Initially a trader, Guo Sheng becomes a bandit leader after he lost all his goods in a river during a storm and did not have enough money to travel home.

Joining Liangshan
Guo Sheng hears about Lü Fang being an outstanding user of ji and wants to find out who is more worthy of the weapon. He travels to Mount Duiying (對影山) or Mount Mirror Image, which comprises two facing hills, one of which is occupied by Lü and his bandit gang. Guo settles on the other hill with his own men and challenges Lü to a one-on-one duel on horseback. As neither could win, the engagement goes on and off for days.

Song Jiang, Hua Rong and other outlaws of Mount Qingfeng pass by Mount Duiying as they travel to join Liangshan Marsh after causing mayhem at Qingzhou including routing a government army. They come upon the duel between Guo Sheng and Lü Fang. It happens that the tassels of the two ji get tangled together. The two fighters struggle but could not free their weapons. Seeing that, Hua Rong fires an arrow that hits the tangled point and separates the weapons. Everyone present cheers. Guo and Lü stop their fight and come to greet Hua and his group. Upon learning that the group is going to Liangshan, both want in and are accepted.

Campaigns and death 
After the 108 Stars of Destiny came together in what is called the Grand Assembly, Guo Sheng, together with Lü Fang, is appointed as the guardian of Liangshan's central camp. That means they are personal bodyguards of Song Jiang. Guo Sheng participates in the campaigns against the Liao invaders and rebel forces in Song territory following amnesty by Emperor Huizong for Liangshan.

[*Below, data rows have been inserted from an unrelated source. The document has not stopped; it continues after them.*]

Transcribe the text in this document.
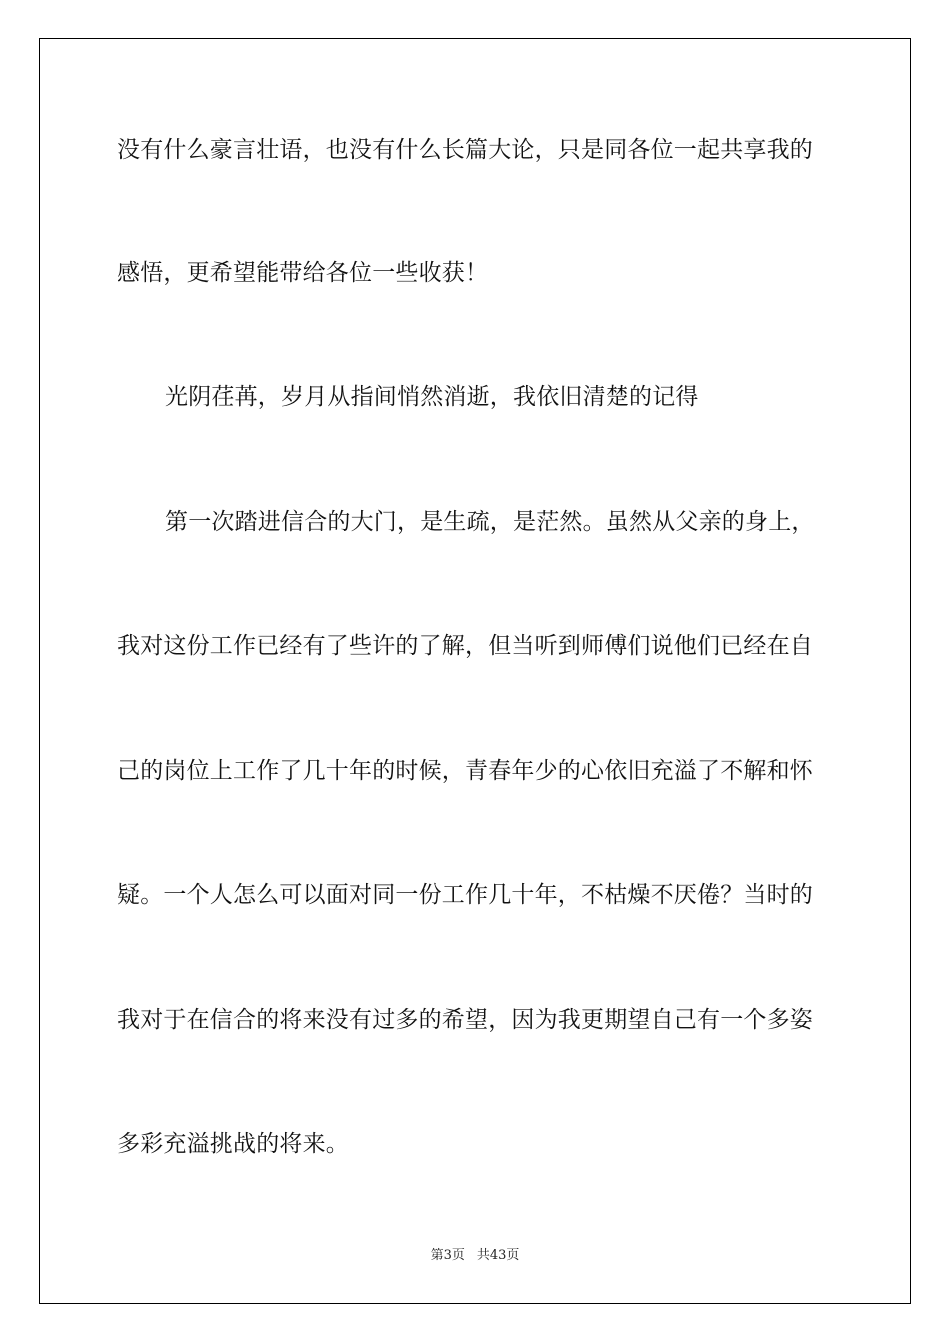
没有什么豪言壮语，也没有什么长篇大论，只是同各位一起共享我的

感悟，更希望能带给各位一些收获！

光阴荏苒，岁月从指间悄然消逝，我依旧清楚的记得

第一次踏进信合的大门，是生疏，是茫然。虽然从父亲的身上，

我对这份工作已经有了些许的了解，但当听到师傅们说他们已经在自

己的岗位上工作了几十年的时候，青春年少的心依旧充溢了不解和怀

疑。一个人怎么可以面对同一份工作几十年，不枯燥不厌倦？当时的

我对于在信合的将来没有过多的希望，因为我更期望自己有一个多姿

多彩充溢挑战的将来。

第3页 共43页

In the battle at Black Dragon Ridge (烏龍嶺; northeast of present-day Meicheng Town, Jiande, Zhejiang) in the campaign against Fang La, Guo Sheng is crushed to death by boulders rolled down by enemy soldiers as he charges up the slope.

Other mentions
In Jin Yong's wuxia novel The Legend of the Condor Heroes, Guo Sheng is the protagonist Guo Jing's ancestor.